Compliance Duties and Practical Risk Points
A Free Zone Person who wants to keep QFZP relief cannot treat corporate tax as a once a year filing task. Several practical duties now matter every quarter.
In the middle of this, Arnifi often acts as a bridge between group finance teams and UAE regulators with our expert accounting and bookkeeping services in UAE. We map existing structures and test income against QFZP conditions.
After that, we design simple reporting packs so free zone boards see each entity’s live tax profile instead of a single percentage in a slide deck.
With rules set, the main questions for boards and investors are strategic.
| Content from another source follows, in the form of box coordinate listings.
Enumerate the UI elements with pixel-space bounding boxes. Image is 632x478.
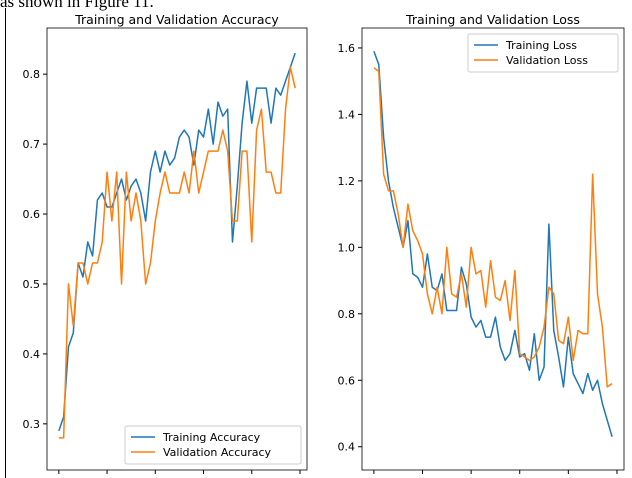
x-tick-label: 30	[513, 476, 527, 478]
y-tick-label: 0.7	[23, 138, 41, 151]
legend-label: Training Accuracy	[162, 431, 261, 444]
x-tick-label: 0	[370, 476, 377, 478]
x-tick-label: 30	[197, 476, 211, 478]
y-tick-label: 0.8	[338, 308, 356, 321]
y-tick-label: 0.5	[23, 278, 41, 291]
series-line	[58, 66, 296, 439]
y-tick-label: 0.6	[23, 208, 41, 221]
x-tick-label: 20	[148, 476, 162, 478]
legend-box	[124, 425, 302, 465]
axes-frame	[46, 27, 308, 471]
x-tick-label: 0	[55, 476, 62, 478]
y-tick-label: 1.4	[338, 108, 356, 121]
y-tick-label: 0.4	[338, 441, 356, 454]
x-tick-label: 10	[416, 476, 430, 478]
chart-title: Training and Validation Accuracy	[74, 12, 279, 27]
x-tick-label: 50	[293, 476, 307, 478]
legend-label: Validation Loss	[506, 54, 588, 67]
y-tick-label: 0.3	[23, 418, 41, 431]
legend-label: Validation Accuracy	[163, 446, 272, 459]
chart-title: Training and Validation Loss	[405, 12, 580, 27]
caption-text: as shown in Figure 11.	[0, 0, 154, 11]
x-tick-label: 20	[464, 476, 478, 478]
legend-box	[467, 33, 619, 73]
x-tick-label: 50	[610, 476, 624, 478]
x-tick-label: 40	[561, 476, 575, 478]
series-line	[373, 51, 613, 437]
legend-label: Training Loss	[505, 39, 577, 52]
y-tick-label: 1.2	[338, 175, 356, 188]
y-tick-label: 1.6	[338, 42, 356, 55]
y-tick-label: 1.0	[338, 241, 356, 254]
y-tick-label: 0.6	[338, 374, 356, 387]
axes-frame	[361, 27, 625, 471]
y-tick-label: 0.4	[23, 348, 41, 361]
series-line	[373, 67, 613, 388]
x-tick-label: 10	[100, 476, 114, 478]
y-tick-label: 0.8	[23, 68, 41, 81]
x-tick-label: 40	[245, 476, 259, 478]
series-line	[58, 52, 296, 432]
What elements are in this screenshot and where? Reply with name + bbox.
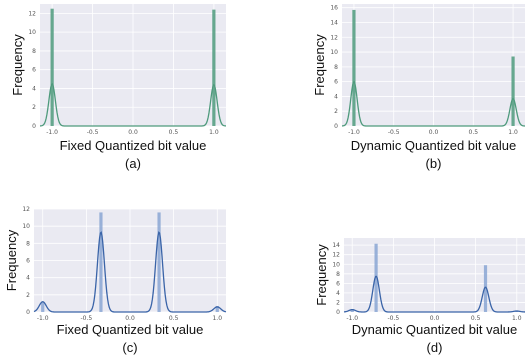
y-tick-label: 12	[332, 252, 340, 259]
x-tick-label: 0.0	[125, 315, 135, 322]
histogram-bar	[511, 56, 515, 126]
x-tick-label: -0.5	[81, 315, 93, 322]
panel-c: 0 2 4 6 8 10 12 -1.0 -0.5 0.0 0.5 1.0 Fixed Quantize…	[4, 206, 227, 355]
panel-caption: (c)	[122, 340, 137, 355]
histogram-bar	[99, 212, 103, 312]
kde-curve	[341, 80, 526, 127]
x-tick-label: 1.0	[508, 129, 518, 136]
x-axis-label: Fixed Quantized bit value	[60, 138, 207, 153]
x-axis-label: Dynamic Quantized bit value	[351, 138, 516, 153]
histogram-bar	[50, 8, 54, 127]
y-tick-label: 0	[26, 309, 30, 316]
histogram-bar	[212, 9, 216, 127]
kde-curve	[33, 231, 227, 313]
y-tick-label: 10	[332, 261, 340, 268]
x-tick-label: 0.5	[169, 315, 179, 322]
y-tick-label: 0	[336, 309, 340, 316]
x-tick-label: -1.0	[348, 129, 360, 136]
x-tick-label: -1.0	[346, 315, 358, 322]
x-tick-label: -1.0	[37, 315, 49, 322]
y-tick-label: 6	[32, 67, 36, 74]
y-tick-label: 4	[336, 290, 340, 297]
x-tick-label: 0.0	[429, 129, 439, 136]
panel-b: 0 2 4 6 8 10 12 14 16 -1.0 -0.5 0.0 0.5 1.0 Dynamic Qu…	[312, 4, 526, 171]
x-tick-label: -0.5	[87, 129, 99, 136]
histogram-bar	[41, 302, 45, 312]
y-tick-label: 6	[26, 258, 30, 265]
y-tick-label: 8	[336, 271, 340, 278]
y-axis-label: Frequency	[314, 244, 329, 306]
y-tick-label: 8	[32, 48, 36, 55]
y-tick-label: 8	[26, 240, 30, 247]
y-tick-label: 4	[26, 275, 30, 282]
y-tick-label: 4	[32, 85, 36, 92]
y-tick-label: 10	[22, 223, 30, 230]
y-tick-label: 10	[28, 29, 36, 36]
histogram-bar	[483, 265, 488, 312]
x-tick-label: 1.0	[512, 315, 522, 322]
x-tick-label: 0.5	[471, 315, 481, 322]
y-tick-label: 16	[330, 5, 338, 12]
y-axis-label: Frequency	[4, 229, 19, 291]
x-tick-label: -0.5	[388, 129, 400, 136]
histogram-bar	[352, 9, 356, 126]
y-tick-label: 10	[330, 49, 338, 56]
y-tick-label: 4	[334, 93, 338, 100]
y-tick-label: 8	[334, 64, 338, 71]
histogram-bar	[350, 309, 354, 312]
x-tick-label: 0.5	[169, 129, 179, 136]
y-tick-label: 12	[28, 10, 36, 17]
kde-curve	[343, 275, 526, 313]
panel-caption: (b)	[426, 156, 442, 171]
y-tick-label: 14	[330, 19, 338, 26]
y-tick-label: 2	[336, 299, 340, 306]
y-axis-label: Frequency	[10, 34, 25, 96]
x-tick-label: -0.5	[388, 315, 400, 322]
y-tick-label: 14	[332, 242, 340, 249]
x-tick-label: 0.0	[128, 129, 138, 136]
y-tick-label: 2	[26, 292, 30, 299]
y-tick-label: 6	[336, 280, 340, 287]
panel-caption: (a)	[125, 156, 141, 171]
x-tick-label: 1.0	[209, 129, 219, 136]
x-tick-label: 0.5	[469, 129, 479, 136]
histogram-bar	[374, 243, 378, 312]
kde-curve	[39, 83, 227, 127]
y-tick-label: 12	[22, 206, 30, 213]
x-axis-label: Fixed Quantized bit value	[57, 322, 204, 337]
y-axis-label: Frequency	[312, 34, 327, 96]
x-axis-label: Dynamic Quantized bit value	[352, 322, 517, 337]
panel-caption: (d)	[427, 340, 443, 355]
y-tick-label: 6	[334, 79, 338, 86]
x-tick-label: 1.0	[212, 315, 222, 322]
y-tick-label: 0	[32, 123, 36, 130]
y-tick-label: 2	[32, 104, 36, 111]
x-tick-label: 0.0	[430, 315, 440, 322]
x-tick-label: -1.0	[46, 129, 58, 136]
y-tick-label: 0	[334, 123, 338, 130]
histogram-bar	[157, 212, 161, 312]
histogram-bar	[215, 305, 219, 312]
y-tick-label: 12	[330, 34, 338, 41]
y-tick-label: 2	[334, 108, 338, 115]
Answers rarely come from a single law reference. They usually come from an integrated model that links corporate tax, free zone incentives, customs rules and banking needs into one picture.
Free zones remain an important part of the UAE’s offer, but they now work inside a detailed corporate tax system instead of sitting outside it. The label “Free Zone Person” on a trade licence is the starting point, not the final answer. Managing QFZP status means tracking substance, income mix and documentation with the same discipline other hubs apply to VAT or transfer pricing.
For many groups, Arnifi provides that discipline in a practical way. We combine technical reading of cabinet and ministerial decisions with everyday support on ledgers, contracts and EmaraTax profiles.
Handled like this, UAE corporate tax for free zone persons becomes a structured part of business design. It stops being a last minute concern after profits are already booked.
What is the standard UAE corporate tax rate for most companies, including free zone entities?
The headline rate is 9 percent on taxable profits above AED 375,000, with a 0 percent band below that amount for resident businesses.
What is the basic tax rule for a Qualifying Free Zone Person?
A Qualifying Free Zone Person is taxed at 0 percent on qualifying income and 9 percent on any income that does not meet the qualifying list, subject to detailed conditions.
What happens if non qualifying income crosses the de minimis threshold?
If non-qualifying income exceeds 5 percent of total revenue or AED 5 million, whichever is lower, the entity can lose QFZP status and face 9 percent on all taxable income.
Do free zone companies still need full transfer pricing documentation?
Yes. Groups must prepare and maintain transfer pricing files that support related party pricing. This includes master file and local file for larger businesses in line with OECD style rules.
Why do many boards use advisers such as Arnifi for free zone tax planning?
Advisers help interpret new cabinet and ministerial decisions and monitor QFZP tests. They also align accounting data with EmaraTax returns and reduce the risk that relief is lost because structures drift over time.